Diversamente dal solito, questa volta proviamo a procedere al contrario, cioè elencando prima le
tipologie di documenti che normalmente vengono comprese nel novero della letteratura grigia e poi
derivandone una definizione. Successivamente dalla definizione tenteremo di far emergere gli specifici
osservabili, ovvero le proprietà peculiari che fanno di qualcosa un oggetto documentale attinente alla
letteratura grigia.
Dunque entrano di diritto nella “letteratura grigia” almeno:
• i rapporti e le relazioni ad argomento scientifico e tecnologico (preliminari, preparatori, finali
o relativi agli step intermedi);
• i testi degli interventi presentati a convegni, seminari, conferenze o lezioni (quindi prolusioni,
relazioni, presentazioni, comunicazioni di vario tipo, abstract di ogni genere, eccetera);
• i discorsi delle autorità – pronunciati ad esempio in occasioni formali e ufficiali;
• le bibliografie, le statistiche;
• le traduzioni, le dispense rilasciate per i corsi universitari, o per i seminari di formazione e
aggiornamento professionale;
• le tesi di laurea, di dottorato e di specializzazione;
• le pubblicazioni di istituzioni internazionali, nazionali e locali (relazioni ufficiali, rapporti, libri
bianchi, indagini conoscitive, programmi, resoconti su lavori di commissioni e di gruppi di
studio, risultati di ricerche, dossier);
• i testi a vario titolo prodotti da imprese private ed organizzazioni (piani strategici, guide
esplicative, ricerche di mercato, descrizione di procedure e processi, descrizioni di strutture
organizzative);
• e ancora le linee guida, tutta la normativa tecnica (interna e non pubblicata), i protocolli
clinici, gli studi di fattibilità.
Tutti questi documenti evidenziano specifiche proprietà comuni che definiscono il vastissimo
insieme della cosiddetta “letteratura grigia”. Cerchiamo dunque di capire quali sono queste particolarità.

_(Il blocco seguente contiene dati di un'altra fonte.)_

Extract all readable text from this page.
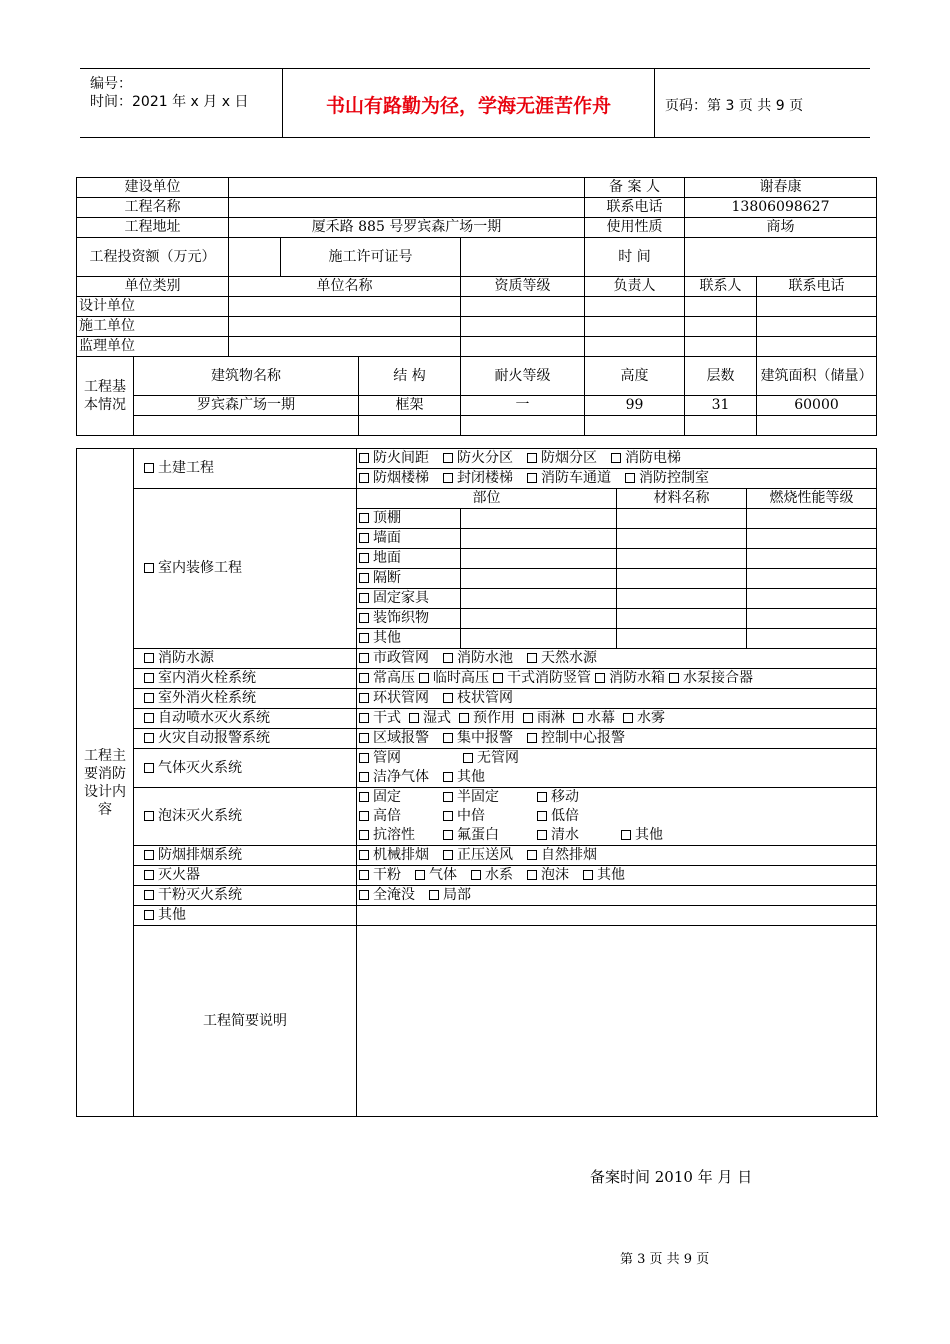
编号：
时间：2021 年 x 月 x 日	书山有路勤为径，学海无涯苦作舟	页码：第 3 页 共 9 页
建设单位						备 案 人	谢春康		
工程名称						联系电话	13806098627		
工程地址		厦禾路 885 号罗宾森广场一期				使用性质	商场		
工程投资额（万元）			施工许可证号			时 间			
单位类别		单位名称			资质等级	负责人	联系人	联系电话	
设计单位									
施工单位									
监理单位									
工程基本情况	建筑物名称			结 构	耐火等级	高度	层数	建筑面积（储量）	
	罗宾森广场一期			框架	一	99	31	60000	

工程主要消防设计内容	土建工程	防火间距 防火分区 防烟分区 消防电梯			
		防烟楼梯 封闭楼梯 消防车通道 消防控制室			
	室内装修工程	部位		材料名称	燃烧性能等级
		顶棚			
		墙面			
		地面			
		隔断			
		固定家具			
		装饰织物			
		其他			
	消防水源	市政管网 消防水池 天然水源			
	室内消火栓系统	常高压 临时高压 干式消防竖管 消防水箱 水泵接合器			
	室外消火栓系统	环状管网 枝状管网			
	自动喷水灭火系统	干式 湿式 预作用 雨淋 水幕 水雾			
	火灾自动报警系统	区域报警 集中报警 控制中心报警			
	气体灭火系统	管网 无管网			
		洁净气体 其他			
	泡沫灭火系统	固定 半固定 移动			
		高倍 中倍 低倍			
		抗溶性 氟蛋白 清水 其他			
	防烟排烟系统	机械排烟 正压送风 自然排烟			
	灭火器	干粉 气体 水系 泡沫 其他			
	干粉灭火系统	全淹没 局部			
	其他				
	工程简要说明				
备案时间 2010 年 月 日
第 3 页 共 9 页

L’aspetto più evidente è che nessuno di questi oggetti documentali è prodotto ricorrendo a
servizi editoriali e di distribuzione erogati da “editori professionisti” o comunque da entità la cui
attività principale è l’editoria commerciale.
In secondo luogo – e la cosa è ovviamente relata a quanto appena detto – proprio perché tali
prodotti non si affidano ai canali della distribuzione commerciale (o “ufficiale”) risultano molto spesso
di difficile reperimento. Questo però non vuol affatto dire che siano affetti da una qualche sistema di
classifica di riservatezza (anzi, come avremo modo di vedere successivamente, è esattamente il
contrario).
In terzo luogo proprio per via dell’assenza del contributo professionale di un editore, tali
prodotti di solito presentano una certa semplicità nella forma tipografica (aspetto grafico poco
ricercato, rilegatura spesso non professionale o addirittura non rilegati, assenza della copertina nei i
prodotti cartacei o – per i prodotti digitali – una non eccessiva attenzione alla compatibilità tra i formati
dei file e le varie piattaforme di accesso).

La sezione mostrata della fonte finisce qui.